This intimate, poignant, and thought-provoking documentary relates the remarkable story of an Indian woman, Lalita Bharvani, who completely loses her skin pigment as she migrates from Bombay to Montreal. Now 60 and appearing to be White, Lalita copes with her changing identity even as her body is painfully transformed by ovarian cancer, breast cancer, and heart failure. In telling Lalita’s story, the film incisively explores the intersection of racial, national, age, and gender identities in the globalized world.
As a child in Bombay in the 1950s, Lalita began to develop white patches on her leg, caused by a skin condition called vitiligo (made famous by Michael Jackson). Her mother worried that this “defect” would prevent Lalita from ever finding a good husband. Lalita left India to study in Paris. There she fell in love with Pierre, a French-Canadian student, and they married. After their neighbors mistook Lalita for an Arab and mistreated her, Lalita and Pierre decided to leave Paris and move to Montreal.
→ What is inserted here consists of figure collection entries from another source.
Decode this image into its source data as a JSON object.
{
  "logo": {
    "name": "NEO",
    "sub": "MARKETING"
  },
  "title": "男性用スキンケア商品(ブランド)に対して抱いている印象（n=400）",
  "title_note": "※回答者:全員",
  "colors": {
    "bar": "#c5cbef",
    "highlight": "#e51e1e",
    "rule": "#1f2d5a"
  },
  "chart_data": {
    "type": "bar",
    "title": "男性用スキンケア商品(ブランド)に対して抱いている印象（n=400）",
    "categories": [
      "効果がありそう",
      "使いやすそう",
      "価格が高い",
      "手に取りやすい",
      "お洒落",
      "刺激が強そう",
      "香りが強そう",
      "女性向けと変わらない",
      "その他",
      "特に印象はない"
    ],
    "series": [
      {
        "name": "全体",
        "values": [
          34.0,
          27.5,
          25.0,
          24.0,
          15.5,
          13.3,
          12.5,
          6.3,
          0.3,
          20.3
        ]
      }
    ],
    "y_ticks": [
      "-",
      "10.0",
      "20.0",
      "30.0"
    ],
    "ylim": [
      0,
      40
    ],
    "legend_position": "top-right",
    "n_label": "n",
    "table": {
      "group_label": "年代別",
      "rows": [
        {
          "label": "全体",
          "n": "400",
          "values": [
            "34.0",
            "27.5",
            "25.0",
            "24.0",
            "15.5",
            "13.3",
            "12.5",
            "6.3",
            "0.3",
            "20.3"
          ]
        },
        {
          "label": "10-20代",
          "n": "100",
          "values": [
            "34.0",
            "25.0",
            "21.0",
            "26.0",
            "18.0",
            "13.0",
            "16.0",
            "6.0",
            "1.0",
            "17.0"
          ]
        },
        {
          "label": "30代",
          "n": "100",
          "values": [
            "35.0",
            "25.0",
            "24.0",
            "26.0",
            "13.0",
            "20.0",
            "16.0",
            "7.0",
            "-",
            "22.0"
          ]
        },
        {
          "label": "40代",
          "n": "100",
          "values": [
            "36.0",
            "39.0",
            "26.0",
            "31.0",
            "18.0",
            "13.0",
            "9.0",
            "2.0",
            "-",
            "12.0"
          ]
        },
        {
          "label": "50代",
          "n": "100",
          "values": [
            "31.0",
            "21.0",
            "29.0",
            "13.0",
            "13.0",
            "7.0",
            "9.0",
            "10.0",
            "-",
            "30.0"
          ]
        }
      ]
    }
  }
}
Despite a happy marriage, Lalita found life in North America lonely. Her solitude manifested itself physically at age 30 when ovarian cancer left her unable to bear children. Meanwhile, the cold air of Montreal accelerated her pigment loss. Within a year of arriving in Canada, she had become totally White.
Now 60, Lalita is fighting breast cancer and heart disease as her mother lives out her last days in India. Through these health crises, Lalita somehow manages to find joy in life. Grounded in her strong marriage and Hindu faith, she refuses to allow her illnesses to dampen her vibrancy. She learns to let go of her body as the expression of her femininity and ethnicity — and, ultimately, as the only vessel for her spirit.
Indelible Lalita poses a variety of intriguing and richly discussible questions: How linked is one’s ethnic and gender identity to one’s physical appearance? Is the body somehow imprinted, like a passport getting stamped, by the place where one lives? Can the body be read as a record of all that has happened to the spirit within?
Poetic, powerful, and absorbing, Indelible Lalita will generate thought and discussion in a wide range of classes in ethnic studies, cultural anthropology, gender studies, comparative religion, medicine, and social work, and will be essential for any class studying the Indian diaspora. It was produced by the noted documentary filmmaker, Julie Mallozzi. The film is in English, French, and Hindi, with English subtitles.